2025

Les Vagabondes

Je vis dans la vallée de la Seine depuis plus de dix ans. J’y vis et je l’habite, sillonnant le fleuve en aviron, parcourant ses berges à vélo, traversant ses paysages, depuis les Andelys où je réside, en train ou en voiture, pour rejoindre Vernon, Aubevoye, Rouen, Le Havre, Paris…

Depuis que je me suis installée dans une ville à la campagne, je m’émerveille de chaque plante qui éclôt, selon les saisons, vivant plus intensément leur cycle.
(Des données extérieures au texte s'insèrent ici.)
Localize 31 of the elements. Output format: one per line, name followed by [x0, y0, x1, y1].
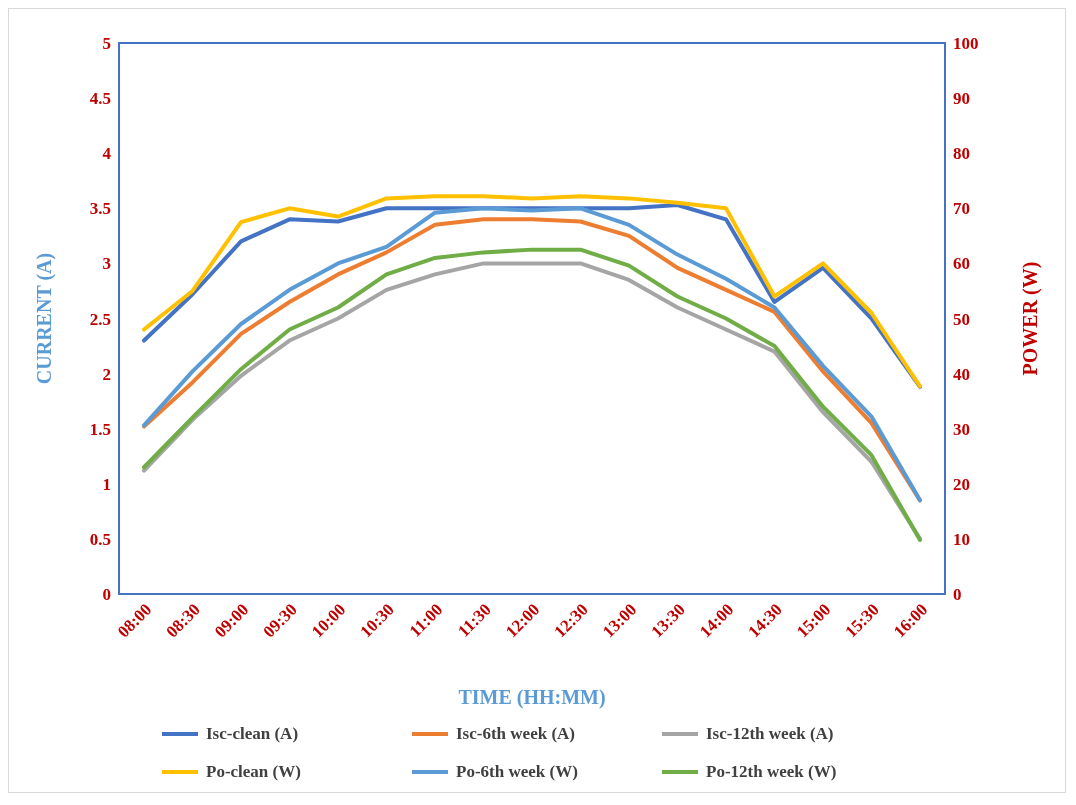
legend-label: Po-12th week (W) [706, 762, 837, 782]
y2-tick-label: 30 [953, 419, 970, 439]
y-tick-label: 0.5 [89, 529, 111, 549]
y-tick-label: 3 [102, 254, 111, 274]
y2-tick-label: 60 [953, 254, 970, 274]
y-axis-title: CURRENT (A) [33, 252, 57, 385]
y2-tick-label: 50 [953, 309, 970, 329]
y2-tick-label: 20 [953, 474, 970, 494]
y-tick-label: 4.5 [89, 89, 111, 109]
legend-label: Po-6th week (W) [456, 762, 578, 782]
y2-tick-label: 0 [953, 585, 962, 605]
y2-tick-label: 100 [953, 34, 979, 54]
y-tick-label: 2 [102, 364, 111, 384]
y-tick-label: 0 [102, 585, 111, 605]
y-tick-label: 4 [102, 144, 112, 164]
legend-label: Isc-12th week (A) [706, 724, 834, 744]
y-tick-label: 3.5 [89, 199, 111, 219]
y-tick-label: 5 [102, 34, 111, 54]
y-tick-label: 1.5 [89, 419, 111, 439]
legend-label: Po-clean (W) [206, 762, 301, 782]
x-axis-title: TIME (HH:MM) [458, 686, 606, 709]
y2-axis-title: POWER (W) [1019, 261, 1043, 376]
y2-tick-label: 80 [953, 144, 970, 164]
y-tick-label: 2.5 [89, 309, 111, 329]
y2-tick-label: 40 [953, 364, 970, 384]
y-tick-label: 1 [102, 474, 111, 494]
legend-label: Isc-6th week (A) [456, 724, 575, 744]
y2-tick-label: 70 [953, 199, 970, 219]
y2-tick-label: 90 [953, 89, 970, 109]
y2-tick-label: 10 [953, 529, 970, 549]
legend-label: Isc-clean (A) [206, 724, 299, 744]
Les sujets touchant à l’écologie, les écosystèmes et les égards au vivant sont au centre de mes préoccupations, de mon quotidien et imprègnent mon travail plastique.
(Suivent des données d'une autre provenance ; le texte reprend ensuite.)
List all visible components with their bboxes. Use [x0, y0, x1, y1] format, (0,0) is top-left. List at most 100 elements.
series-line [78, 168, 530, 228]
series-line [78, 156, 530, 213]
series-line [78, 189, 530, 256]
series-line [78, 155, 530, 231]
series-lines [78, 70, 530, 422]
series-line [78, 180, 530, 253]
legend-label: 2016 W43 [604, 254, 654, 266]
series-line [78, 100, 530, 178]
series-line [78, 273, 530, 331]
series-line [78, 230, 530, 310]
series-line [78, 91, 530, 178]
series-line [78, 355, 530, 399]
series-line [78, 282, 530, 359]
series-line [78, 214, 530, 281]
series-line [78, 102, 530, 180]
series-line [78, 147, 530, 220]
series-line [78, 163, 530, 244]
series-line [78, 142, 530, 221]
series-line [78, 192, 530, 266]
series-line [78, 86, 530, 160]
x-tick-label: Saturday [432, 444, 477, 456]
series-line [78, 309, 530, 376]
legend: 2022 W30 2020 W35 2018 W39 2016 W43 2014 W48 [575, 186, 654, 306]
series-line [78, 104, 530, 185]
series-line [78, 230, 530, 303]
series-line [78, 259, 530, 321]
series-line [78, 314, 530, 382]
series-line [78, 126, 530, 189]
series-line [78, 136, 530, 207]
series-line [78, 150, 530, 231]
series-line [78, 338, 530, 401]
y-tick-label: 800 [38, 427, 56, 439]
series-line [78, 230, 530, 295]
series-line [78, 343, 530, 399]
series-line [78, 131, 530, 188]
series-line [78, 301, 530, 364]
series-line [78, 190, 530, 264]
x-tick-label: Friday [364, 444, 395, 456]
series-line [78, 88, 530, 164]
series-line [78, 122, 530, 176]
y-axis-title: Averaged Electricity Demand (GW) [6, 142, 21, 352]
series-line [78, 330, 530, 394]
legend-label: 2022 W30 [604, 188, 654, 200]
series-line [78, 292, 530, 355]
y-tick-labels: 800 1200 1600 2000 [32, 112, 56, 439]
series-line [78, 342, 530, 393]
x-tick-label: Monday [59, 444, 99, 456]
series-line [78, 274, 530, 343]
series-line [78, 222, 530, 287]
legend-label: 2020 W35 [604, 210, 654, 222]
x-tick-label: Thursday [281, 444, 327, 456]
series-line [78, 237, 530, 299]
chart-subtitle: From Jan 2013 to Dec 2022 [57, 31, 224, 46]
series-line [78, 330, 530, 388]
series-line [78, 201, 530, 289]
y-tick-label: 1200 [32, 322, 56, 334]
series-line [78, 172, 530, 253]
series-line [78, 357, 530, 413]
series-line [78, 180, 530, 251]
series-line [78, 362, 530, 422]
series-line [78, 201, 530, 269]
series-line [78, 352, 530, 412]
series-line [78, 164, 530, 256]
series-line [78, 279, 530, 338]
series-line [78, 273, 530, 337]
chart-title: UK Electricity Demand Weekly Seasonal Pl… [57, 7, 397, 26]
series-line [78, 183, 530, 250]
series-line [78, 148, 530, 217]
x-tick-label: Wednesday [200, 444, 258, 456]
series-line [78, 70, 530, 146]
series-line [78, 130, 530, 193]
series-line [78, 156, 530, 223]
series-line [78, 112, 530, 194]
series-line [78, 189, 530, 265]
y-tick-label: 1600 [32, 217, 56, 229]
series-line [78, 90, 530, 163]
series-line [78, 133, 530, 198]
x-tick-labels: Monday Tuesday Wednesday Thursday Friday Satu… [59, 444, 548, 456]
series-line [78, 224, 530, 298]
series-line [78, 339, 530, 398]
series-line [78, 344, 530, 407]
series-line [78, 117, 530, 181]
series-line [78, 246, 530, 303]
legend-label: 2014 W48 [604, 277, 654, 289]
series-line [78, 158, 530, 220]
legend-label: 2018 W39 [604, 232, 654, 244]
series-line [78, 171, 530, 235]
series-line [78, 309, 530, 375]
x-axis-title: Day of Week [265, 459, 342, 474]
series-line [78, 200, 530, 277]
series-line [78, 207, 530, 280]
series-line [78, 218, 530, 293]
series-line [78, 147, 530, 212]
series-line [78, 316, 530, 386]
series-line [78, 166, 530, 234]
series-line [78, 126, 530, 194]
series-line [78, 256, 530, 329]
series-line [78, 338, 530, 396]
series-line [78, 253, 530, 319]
Dans la série Les Vagabondes, née de la lecture d’Éloge des vagabondes du paysagiste-philosophe Gilles Clément, j’observe les plantes voyageuses, sauvages qui envahissent les friches, les bords des trottoirs et les coins de murs de nos bâtisses.

Au fil de mes déambulations et du temps passé à dessiner dans l’atelier, je me questionne sur ce qui s’installe, pousse et vit au milieu du bâti, dans les interstices, là où on ne s’y attend pas, la plupart du temps végétation indésirable, que les services municipaux tentent d’éliminer.

J’arpente la ville et collecte ces plantes rudérales, qui poussent spontanément dans des endroits improbables – magie de leur instinct de vie : quelques millimètres entre le bitume, le béton, la pierre et la brique.

Ces plantes, migrantes, libres, deviennent des « bouquets-trottoirs » que je photographie.

J’en fais ensuite l’inventaire, puis broie et presse les bouquets pour en récupérer les pigments, avec lesquels je teinte mes papiers.

Je dessine à l’encre, petit point par petit point, des fragments de chacune de ces plantes, créant des planches botaniques, qui retracent mes observations et les rues que j’ai empruntées.

La série de dessins dresse donc un herbier imparfait, une cartographie poétique en creux des architectures citadines, une empreinte de ce qui a poussé dans leurs interstices.

J’aime dessiner sur des papiers donnés, évoquant ainsi l’idée de partage, et appuyant mon propos sur l’écologie par la réutilisation de matériaux et la récupération.

Je choisis le dessin au petit point pour éprouver la lenteur de la pousse des plantes, la lenteur qu’il nous faudrait retrouver pour être en harmonie avec les forces du vivant que nous avons, au rythme effréné de nos technologies, négligées et qui nous rattrapent et bouleversent le climat et nos modes d’habiter, de s’alimenter, de se projeter.

Les Vagabondes, Bouquets-trottoirs (collecte 1 : rue de la Libération, rue du Maréchal Leclerc, Les Andelys, collecte 2 : rue Gilles Nicolle, rue de la Gabelle, rue du Maréchal Leclerc, Les Andelys, collecte 3 : passage Meurdrac, Les Andelys), photographies et papiers teintés avec les pigments des bouquets, 18×13 cm, détails.

Les Vagabondes, Herbier des interstices (coquelicot blanc, coronille, chélidoine, frêne, cerisier, lierre, laitue vireuse, pissenlit, porcelle enracinée, plantain lancéolé, berce, verge d’or, clématite, arbre à papillons, trèfle, coquelicot, grand plantain), encre sur papiers donnés, 18×12,4 cm.